The theme of the Writers Guild of America awards ceremony Sunday was a resounding salute to freedom of expression. It was also an evening in which half the audience chose the freedom to leave rather than stay for the entire three-hour program.
The guild gave posthumous awards to two victims of the blacklist era, Dalton Trumbo and Albert Maltz, both members of the Hollywood Ten. They were among those who went to prison for refusing to cooperate with the late 1940s investigation of alleged communist influence in Hollywood, conducted by the House Committee on Un-American Activities.
As a result of the blacklist, many writers were unable to work and some resorted to using another writer's name to cover their own work. "Academy Awards and Writers Guild Awards sometimes went to fronts for movies that were written by blacklisted writers," said guild member Warren Beatty as he made the presentation.
Based on a unanimous vote by the guild board, Beatty said: "Let the record now show that the best written Western of 1950, 'Broken Arrow,' had a screenplay by Albert Maltz. And the best written comedy of 1953, 'Roman Holiday,' had a screenplay written by Ian McLellan Hunter and John Dighton, with a story by Dalton Trumbo."

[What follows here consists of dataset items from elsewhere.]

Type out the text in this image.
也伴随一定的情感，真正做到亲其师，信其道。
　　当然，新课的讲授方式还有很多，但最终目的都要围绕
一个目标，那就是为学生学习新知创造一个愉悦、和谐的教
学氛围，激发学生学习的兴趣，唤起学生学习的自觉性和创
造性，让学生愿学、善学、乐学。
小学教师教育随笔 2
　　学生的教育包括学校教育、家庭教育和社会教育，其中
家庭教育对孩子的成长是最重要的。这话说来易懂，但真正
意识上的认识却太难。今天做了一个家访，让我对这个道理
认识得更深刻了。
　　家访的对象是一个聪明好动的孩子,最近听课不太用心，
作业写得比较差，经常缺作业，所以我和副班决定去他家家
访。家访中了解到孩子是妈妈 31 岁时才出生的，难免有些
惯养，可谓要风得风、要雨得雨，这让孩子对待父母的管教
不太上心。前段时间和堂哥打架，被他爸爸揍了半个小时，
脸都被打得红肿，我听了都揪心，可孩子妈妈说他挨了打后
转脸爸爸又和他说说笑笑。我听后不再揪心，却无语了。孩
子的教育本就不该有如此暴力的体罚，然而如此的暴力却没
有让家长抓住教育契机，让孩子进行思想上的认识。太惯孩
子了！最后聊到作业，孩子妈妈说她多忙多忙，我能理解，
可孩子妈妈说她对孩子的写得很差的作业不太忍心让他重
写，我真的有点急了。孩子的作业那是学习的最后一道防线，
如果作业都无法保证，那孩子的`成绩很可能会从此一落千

Previously, the writing credit for "Broken Arrow" was given to Michael Blankfort, a friend of Maltz who agreed to let his name be used. Trumbo never received any official credit for "Roman Holiday." Both films were nominated for screenwriting Oscars.
Accepting the honors from the guild were the writers' widows, Esther Maltz and Cleo Trumbo, who were given a standing ovation.
The guild's screenwriting awards for 1991 went to Ted Tally for "The Silence of the Lambs," which was based on the novel by Thomas Harris, and to Callie Khouri for her original screenplay of "Thelma & Louise." Tally accepted his prize at ceremonies held in New York.
Accepting her award at the L.A. ceremony, Khouri thanked, among others, MGM for retaining her script's unusual ending.
Award winners in other categories were announced in Monday's Times. Other special awards went to:
* Paul Selvin Award, for writing that embodies civil rights and liberties: George Stevens Jr., for the ABC film "Separate but Equal."
* Paddy Chayefsky Laurel Award, for the advancement of television literature: Bob Carroll Jr. and Madelyn Pugh Davis and the late Jess Oppenheimer, for their "I Love Lucy" series and other situation comedies.
* Morgan Cox Award, for service to the guild: Screen and television writer John Gay.
* Valentine Davies Award, for service to the entertainment industry: Screen and television writer Allan Burns.
* Laurel Award, for advancing the literature of the screen: Frank Pierson, writer of films including "Cat Ballou," "Dog Day Afternoon" and "Cool Hand Luke."
* Edmund H. North Founders Award, for leadership: William Ludwig, a co-writer of the Andy Hardy series, and such films as "The Great Caruso" and the adaptation of "Oklahoma!"